Philobitude
Figure majeure de l’art moderne du début du XXe siècle et de l’entre-deux-guerres
Très célèbre de son vivant, son œuvre n’en demeure pas moins mystérieuse : tout en illustrant les évolutions de l’avant-garde de la première moitié du XXe siècl, telles que le fauvisme, l’artiste reprend également certains codes classiques de l’histoire picturale, donnant un style à la fois familier et résolument novateur.
André Derain se forme à l’académie Carrière entre 1898 et 1899 où il se lie d’amitié avec Henri Matisse. En 1900, il rencontre Maurice de Vlaminck, qui devient également son ami proche, bien que leur relation soit connue pour être particulièrement mouvementée. Dans un premier temps, André Derain peint avec énergie, sans se satisfaire pour autant de son style… Ce n’est qu’à partir de 1901, après avoir découvert les toiles de Van Gogh, que l’artiste connaît une sorte d’épiphanie : à partir de cette date, ses compositions accueillent avec encore plus de force les couleurs et les lumières. C’est lors du Salon des peintres Indépendants, en 1905, où Derain expose aux côtés de ses pairs, que naît le fauvisme. Initié par un groupe d’artistes qui souhaitent aller à l’encontre des règles académiques, le fauvisme, marqué par les couleurs de Gauguin et porté par Henri Matisse, peut se définir comme un mouvement pictural révolutionnaire souhaitant défaire la peinture et la sculpture des conventions des Beaux-Arts de l’époque. André Derain, lié aux principaux représentants du Fauvisme, épouse complètement l’idéal du groupe. A cette période, sa peinture se concentre sur les compositions de paysage, comme ses célèbres vues de Collioure, mais également sur les portraits.
Le Fauvisme donne un cadre au tempérament emporté de Derain. Dans ses toiles, les couleurs s’étalent alors avec beaucoup d’énergie, parfois même avec beaucoup de violence. L’artiste n’était pas connu pour son calme ! Mais bientôt, Derain s’éloigne du mouvement et ne cherche plus à autant intensifier sa palette, peut-être parce que le paroxysme avait déjà été atteint par ses précédentes toiles. Le peintre subit de nouvelles influences, comme celles de Picasso, qui le poussent à faire évoluer son travail. Ainsi sa palette devient-elle moins éclatante et son travail pictural de plus en plus dédié à la composition et à la construction des formes. Pour autant, André Derain ne va pas jusqu’au cubisme, à l’inverse de Picasso et de Braque à la même époque. Alors qu’avant la Première Guerre mondiale, il s’interroge déjà sur la tradition picturale et sur les formes issues du passé, l’irruption en 1914 de l’affrontement des nationalismes, va opérer une rupture dans son art. Les débuts d’André Derain sont résolument modernes et avant-gardistes. Pourtant la deuxième partie de sa carrière, après guerre, est clairement marquée par un retour vers le passé. L’artiste n’est pas un cas isolé, puisque d’autres de ses contemporains tels que Matisse lui-même, vont également effectuer dans leur travaux un retour vers des formes plus anciennes.

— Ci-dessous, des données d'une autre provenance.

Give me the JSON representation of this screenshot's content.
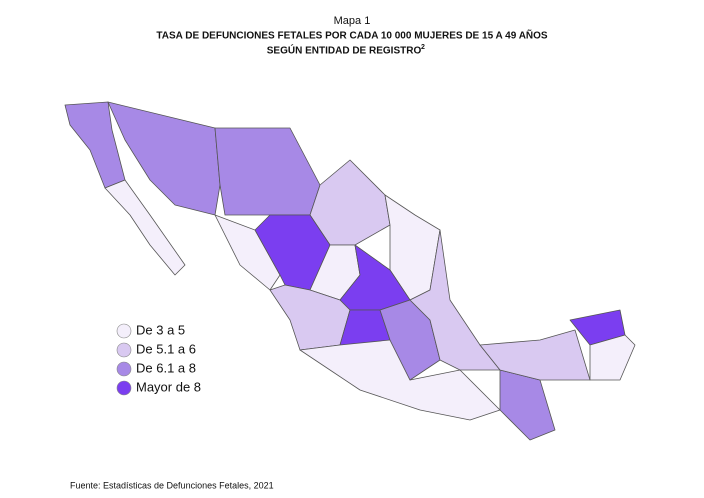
{
  "header": {
    "label": "Mapa 1",
    "title_line1": "TASA DE DEFUNCIONES FETALES POR CADA 10 000 MUJERES DE 15 A 49 AÑOS",
    "title_line2": "SEGÚN ENTIDAD DE REGISTRO",
    "footnote_ref": "2"
  },
  "legend": {
    "items": [
      {
        "label": "De 3 a 5",
        "color": "#f4effb"
      },
      {
        "label": "De 5.1 a 6",
        "color": "#d9c9f1"
      },
      {
        "label": "De 6.1 a 8",
        "color": "#a789e6"
      },
      {
        "label": "Mayor de 8",
        "color": "#7b3ef0"
      }
    ]
  },
  "source": "Fuente: Estadísticas de Defunciones Fetales, 2021"
}
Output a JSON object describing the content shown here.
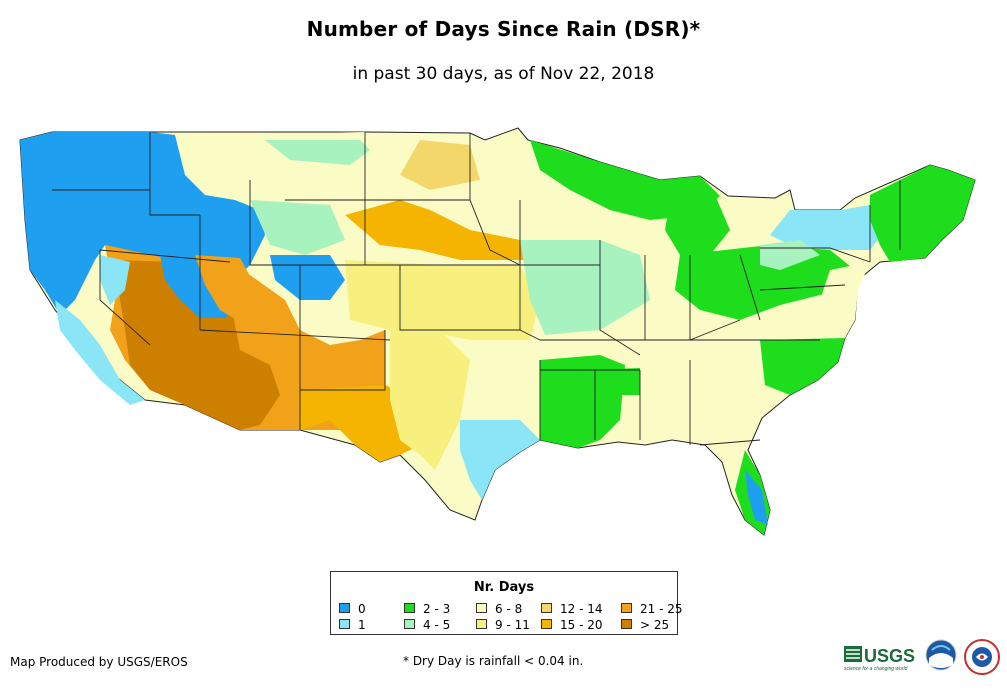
{
  "title": "Number of Days Since Rain (DSR)*",
  "subtitle": "in past 30 days, as of Nov 22, 2018",
  "legend": {
    "title": "Nr. Days",
    "items": [
      {
        "label": "0",
        "color": "#1f9ff0"
      },
      {
        "label": "1",
        "color": "#8ae6f7"
      },
      {
        "label": "2 - 3",
        "color": "#1ddd1d"
      },
      {
        "label": "4 - 5",
        "color": "#a8f2bf"
      },
      {
        "label": "6 - 8",
        "color": "#fbfbc5"
      },
      {
        "label": "9 - 11",
        "color": "#f7f07e"
      },
      {
        "label": "12 - 14",
        "color": "#f3d76a"
      },
      {
        "label": "15 - 20",
        "color": "#f4b400"
      },
      {
        "label": "21 - 25",
        "color": "#f2a21a"
      },
      {
        "label": "> 25",
        "color": "#cd7f00"
      }
    ]
  },
  "footer": {
    "credit": "Map Produced by USGS/EROS",
    "note": "* Dry Day is rainfall < 0.04 in."
  },
  "logos": {
    "usgs": "USGS",
    "usgs_tagline": "science for a changing world"
  },
  "icons": [
    "usgs-logo-icon",
    "noaa-logo-icon",
    "nws-logo-icon"
  ]
}
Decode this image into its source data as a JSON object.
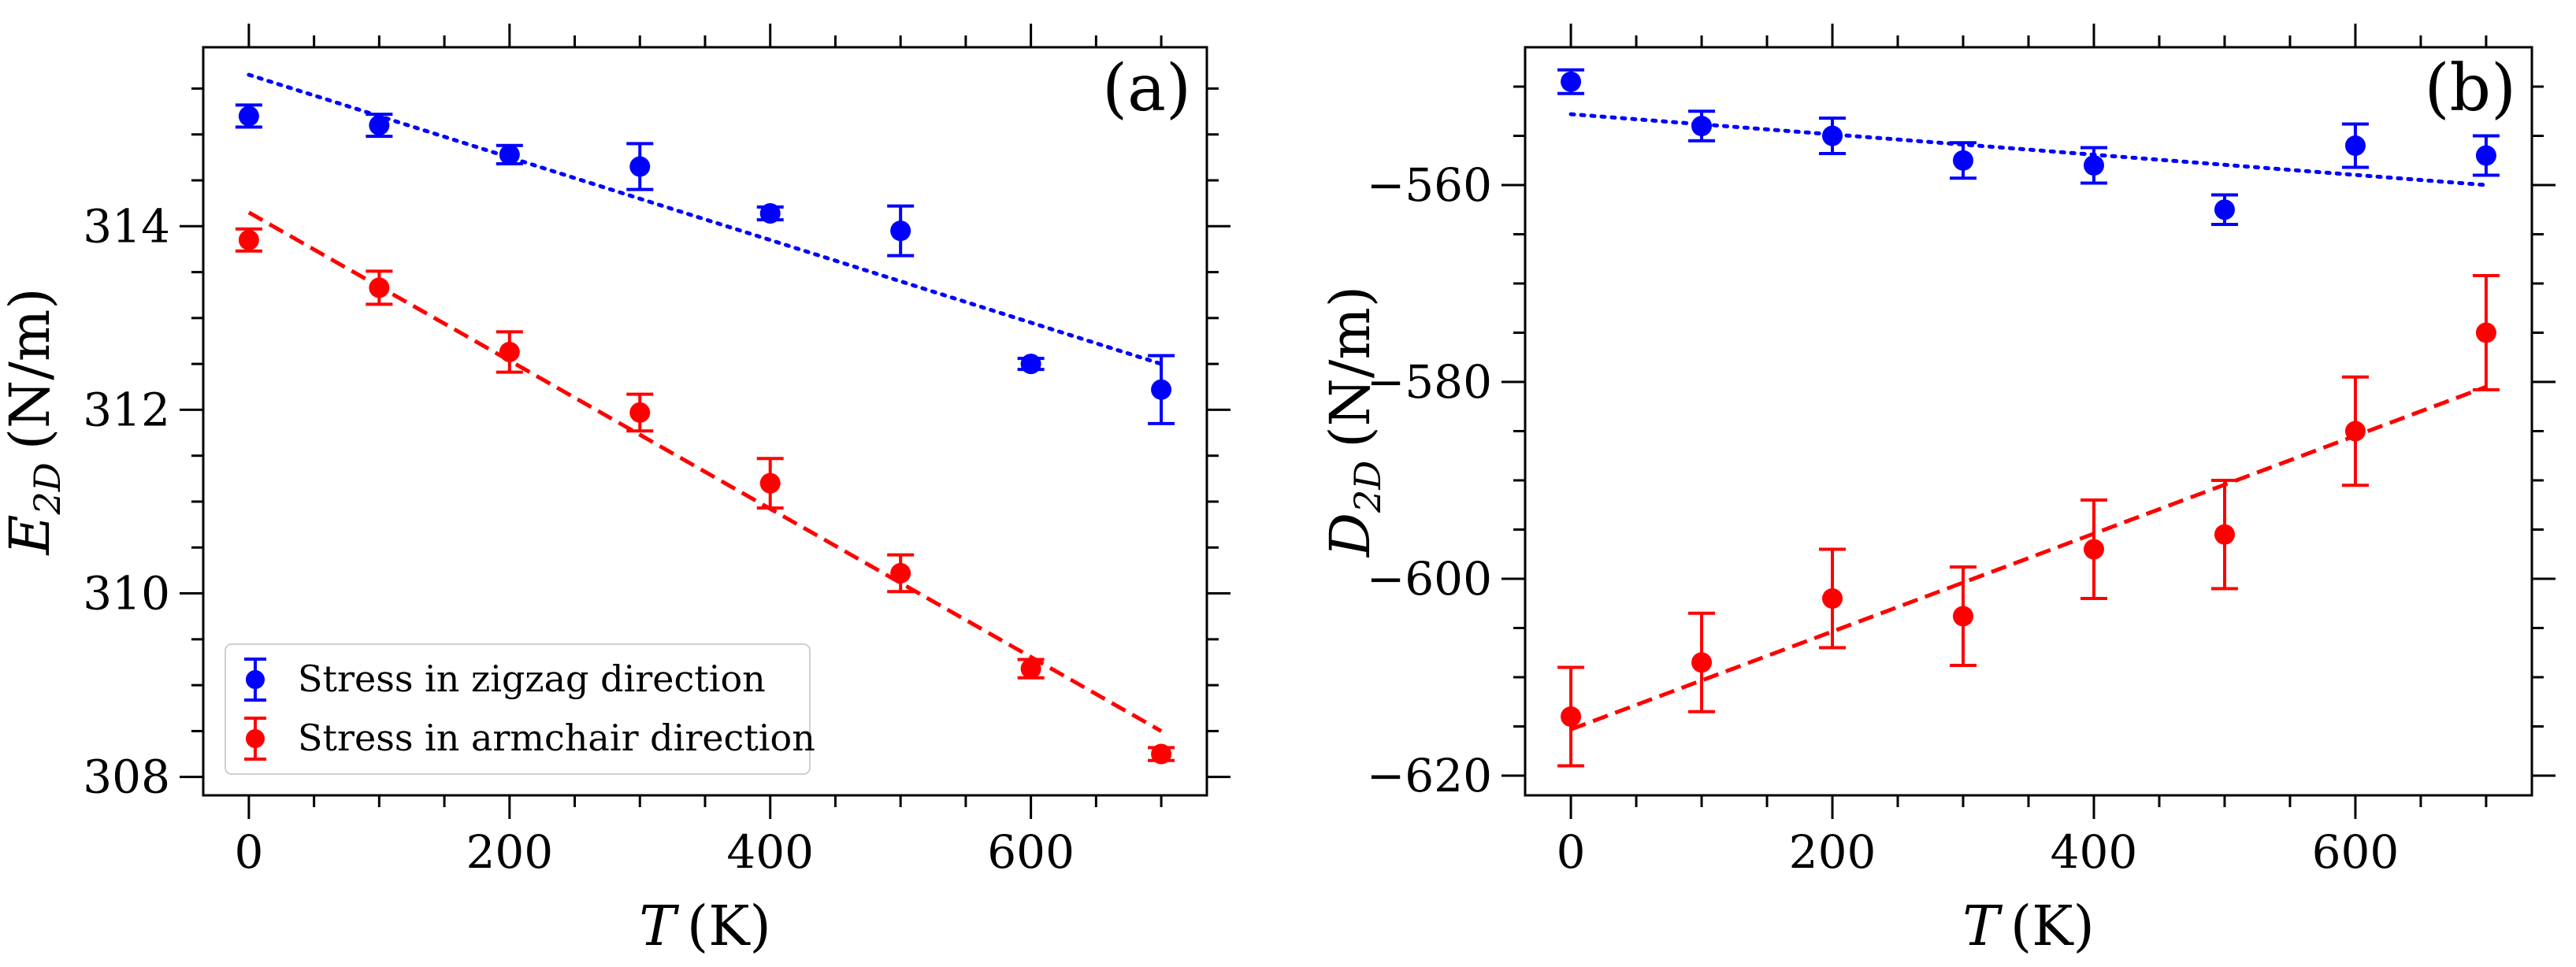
{
  "chart_data": [
    {
      "type": "scatter",
      "panel_label": "(a)",
      "xlabel": {
        "symbol": "T",
        "unit": "(K)"
      },
      "ylabel": {
        "symbol": "E",
        "sub": "2D",
        "unit": "(N/m)"
      },
      "xlim": [
        -35,
        735
      ],
      "ylim": [
        307.8,
        315.95
      ],
      "xticks": [
        0,
        200,
        400,
        600
      ],
      "xtick_labels": [
        "0",
        "200",
        "400",
        "600"
      ],
      "yticks": [
        308,
        310,
        312,
        314
      ],
      "ytick_labels": [
        "308",
        "310",
        "312",
        "314"
      ],
      "legend": {
        "placement": "lower-left",
        "entries": [
          "Stress in zigzag direction",
          "Stress in armchair direction"
        ]
      },
      "series": [
        {
          "name": "Stress in zigzag direction",
          "color": "#0000ff",
          "x": [
            0,
            100,
            200,
            300,
            400,
            500,
            600,
            700
          ],
          "y": [
            315.2,
            315.1,
            314.78,
            314.65,
            314.14,
            313.95,
            312.5,
            312.22
          ],
          "err": [
            0.12,
            0.12,
            0.1,
            0.25,
            0.07,
            0.27,
            0.06,
            0.37
          ],
          "fit": {
            "style": "dotted",
            "x": [
              0,
              700
            ],
            "y": [
              315.65,
              312.5
            ]
          }
        },
        {
          "name": "Stress in armchair direction",
          "color": "#ff0000",
          "x": [
            0,
            100,
            200,
            300,
            400,
            500,
            600,
            700
          ],
          "y": [
            313.85,
            313.33,
            312.63,
            311.97,
            311.2,
            310.22,
            309.18,
            308.25
          ],
          "err": [
            0.12,
            0.18,
            0.22,
            0.2,
            0.27,
            0.2,
            0.1,
            0.07
          ],
          "fit": {
            "style": "dashed",
            "x": [
              0,
              700
            ],
            "y": [
              314.15,
              308.5
            ]
          }
        }
      ]
    },
    {
      "type": "scatter",
      "panel_label": "(b)",
      "xlabel": {
        "symbol": "T",
        "unit": "(K)"
      },
      "ylabel": {
        "symbol": "D",
        "sub": "2D",
        "unit": "(N/m)"
      },
      "xlim": [
        -35,
        735
      ],
      "ylim": [
        -622,
        -546
      ],
      "xticks": [
        0,
        200,
        400,
        600
      ],
      "xtick_labels": [
        "0",
        "200",
        "400",
        "600"
      ],
      "yticks": [
        -620,
        -600,
        -580,
        -560
      ],
      "ytick_labels": [
        "−620",
        "−600",
        "−580",
        "−560"
      ],
      "series": [
        {
          "name": "Stress in zigzag direction",
          "color": "#0000ff",
          "x": [
            0,
            100,
            200,
            300,
            400,
            500,
            600,
            700
          ],
          "y": [
            -549.5,
            -554,
            -555,
            -557.5,
            -558,
            -562.5,
            -556,
            -557
          ],
          "err": [
            1.2,
            1.5,
            1.8,
            1.8,
            1.8,
            1.5,
            2.2,
            2
          ],
          "fit": {
            "style": "dotted",
            "x": [
              0,
              700
            ],
            "y": [
              -552.8,
              -560
            ]
          }
        },
        {
          "name": "Stress in armchair direction",
          "color": "#ff0000",
          "x": [
            0,
            100,
            200,
            300,
            400,
            500,
            600,
            700
          ],
          "y": [
            -614,
            -608.5,
            -602,
            -603.8,
            -597,
            -595.5,
            -585,
            -575
          ],
          "err": [
            5,
            5,
            5,
            5,
            5,
            5.5,
            5.5,
            5.8
          ],
          "fit": {
            "style": "dashed",
            "x": [
              0,
              700
            ],
            "y": [
              -615.3,
              -580.5
            ]
          }
        }
      ]
    }
  ]
}
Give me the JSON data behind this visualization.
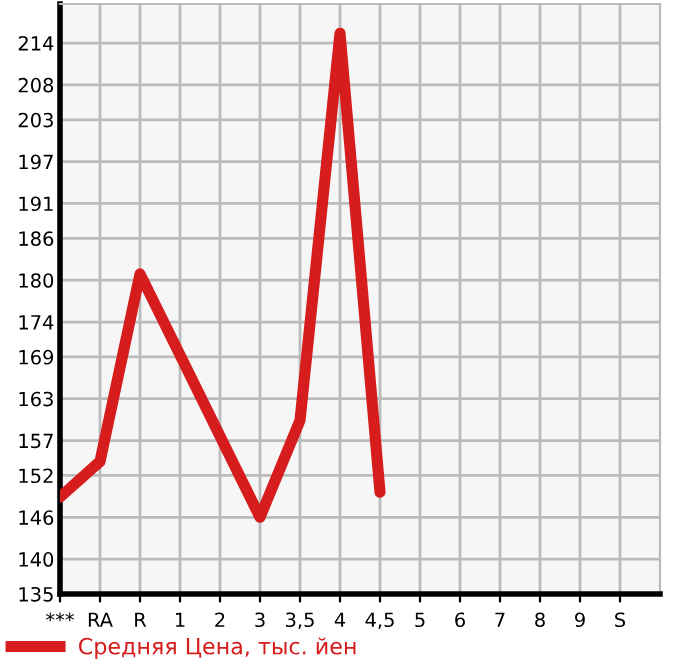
{
  "chart_data": {
    "type": "line",
    "categories": [
      "***",
      "RA",
      "R",
      "1",
      "2",
      "3",
      "3,5",
      "4",
      "4,5",
      "5",
      "6",
      "7",
      "8",
      "9",
      "S"
    ],
    "series": [
      {
        "name": "Средняя Цена, тыс. йен",
        "color": "#d61c1c",
        "values": [
          148.9,
          154.0,
          180.9,
          null,
          null,
          146.0,
          159.9,
          215.4,
          149.6,
          null,
          null,
          null,
          null,
          null,
          null
        ]
      }
    ],
    "ylim": [
      135,
      219.6
    ],
    "yticks": [
      135,
      140,
      146,
      152,
      157,
      163,
      169,
      174,
      180,
      186,
      191,
      197,
      203,
      208,
      214
    ],
    "grid": true,
    "legend": "bottom left",
    "marker": "none",
    "line_style": "solid"
  }
}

Cette période est une sorte de retour à l’ordre : Derain réalise des natures mortes, des portraits et des paysages faisant écho à l’histoire de l’art à travers des atmosphères étrangement calmes, dépourvues de toute spontanéité et imbibées de techniques traditionnelles. Mais le peintre continue à surprendre et donne naissance à des œuvres où sa passion continue à transparaître, à l’instar des illustrations qu’il réalise pour Pantagruel. L’œuvre de Derain se situe ainsi à la croisée des influences, et mêle également à une tradition picturale française les arts primitifs et l’art du moyen-âge occidental. Cette habileté à manier les formes de l’histoire de l’art explique sans doute l’énorme succès du peintre de son vivant, à l’échelle nationale comme internationale. André Derain meurt en 1954, laissant derrière lui un travail devenu aujourd’hui historique.